Thursday, December 24, 2009
A wealthy man and his son had a passionate love for rare works of art. They had everything in their collection, from Picasso to Raphael. Some times they would sit together for hours, admiring the paintings.
The son served in the Vietnam war and died in battle while rescuing another soldier. The father was notified and grieved deeply for his only son.
A month latter, just before Christmas, there was a knock at the door. A young man stood at the door holding a package. He said, "Sir, you don't know me, but I am the soldier for whom your son gave his life. He saved many lives that day, and he was carrying me to safety when he was shot and killed. He often talked about you, and your love for art." The young man held out his package. "I'm not really a great artist, but I think your son would have wanted you to have this."
The father opened the package. It was portrait of his son, painted by the young man. He stared in awe at the way the soldier had captured the personality of his son in the painting. The father was so filled with emotion that his own eyes welled up with tears. He thanked the young man and offered to pay him for the picture. "Oh, no sir, I could never repay what your son did for me. It's a gift." The father hung the portrait over the mantle. Every time visitors came to his home he took them to see the portrait of his son before he showed them any of the other great works he had collected.
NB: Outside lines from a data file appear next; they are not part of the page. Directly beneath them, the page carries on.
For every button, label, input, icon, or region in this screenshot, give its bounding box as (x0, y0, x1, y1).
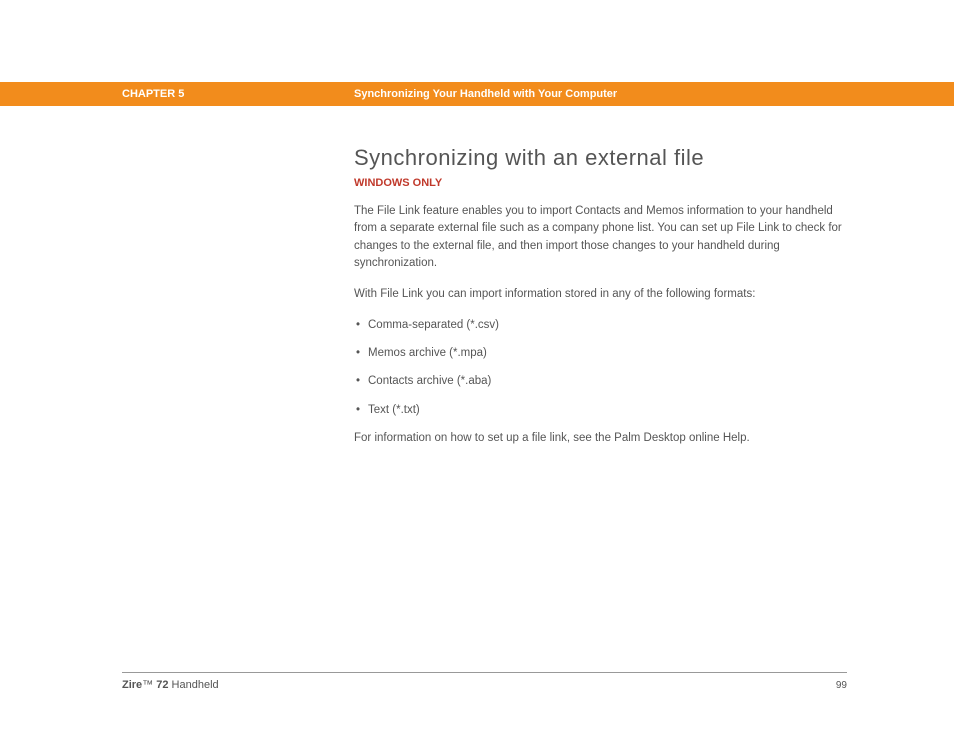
header-bar: CHAPTER 5 Synchronizing Your Handheld wi… (0, 82, 954, 106)
footer-product-prefix: Zire (122, 679, 142, 691)
list-item: Comma-separated (*.csv) (356, 317, 844, 333)
footer-product: Zire™ 72 Handheld (122, 679, 219, 691)
format-list: Comma-separated (*.csv) Memos archive (*… (354, 317, 844, 417)
content-area: Synchronizing with an external file WIND… (354, 145, 844, 461)
footer-product-tm: ™ (142, 679, 153, 691)
paragraph-intro: The File Link feature enables you to imp… (354, 203, 844, 272)
chapter-title: Synchronizing Your Handheld with Your Co… (354, 88, 617, 100)
list-item: Memos archive (*.mpa) (356, 345, 844, 361)
paragraph-formats-intro: With File Link you can import informatio… (354, 286, 844, 303)
list-item: Text (*.txt) (356, 402, 844, 418)
footer-page-number: 99 (836, 680, 847, 691)
footer-product-suffix: Handheld (168, 679, 218, 691)
footer: Zire™ 72 Handheld 99 (122, 672, 847, 691)
list-item: Contacts archive (*.aba) (356, 373, 844, 389)
paragraph-help: For information on how to set up a file … (354, 430, 844, 447)
chapter-label: CHAPTER 5 (122, 88, 184, 100)
footer-product-model: 72 (153, 679, 168, 691)
section-subtitle: WINDOWS ONLY (354, 177, 844, 189)
section-heading: Synchronizing with an external file (354, 145, 844, 171)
The man died a few months latter. A time and date was set to auction off his paintings. A who's who of influential people gathered, excited to see the great paintings and to have an opportunity to purchase one for their collection. The painting of the son was displayed on the platform. The auctioneer pounded his gavel. "We will start the bidding with this picture of the son. Who will bid for this picture?" There was silence. Then a voice in the back of the room shouted, "We want to see the famous paintings. Skip this one." But the auctioneer persisted. "Will someone bid for this painting? Who will start the bidding? $100, $200?" Another voice shouted angrily, "We didn't come to see this painting. We came to see the Van Goghs, the Rembrandts. Get on with the real art!" But still the auctioneer persisted, "The son! The son! Who'll take the son?"
Finally a voice came from the very back of the room. It was the longtime gardener of the man and his son. "I'll give $10 for the painting." Being a poor man, it was all he could afford.
"We have $10, who'll bid $20?"
"Give it to him for $10. Let's see the masters."
"$10 is the bid, won't someone bid $20?"
The crowd was becoming angry. They didn't want the picture of the son. They wanted more worthy investments for their collections. The auctioneer pounded the gavel. "Going once, twice, SOLD for $10!"
A man sitting on the second row shouted, "Now let's get on with the collection!" The auctioneer laid down his gavel. "I'm sorry, the auction is over."
"But what about the paintings?"
"I 'm sorry, when I was called to conduct this auction, I was informed of a stipulation in the will. I was not allowed to disclose that stipulation until now. Only the painting of the son would be auctioned. Whoever bought that painting would inherit the entire estate, including the paintings. The man who took the son gets it all!"
God gave His Son 2,000 years ago to die on a cruel cross. Much like the auctioneer, His message today is, "The Son, the Son, who'll take the Son?"
You see, whoever takes the Son gets everything!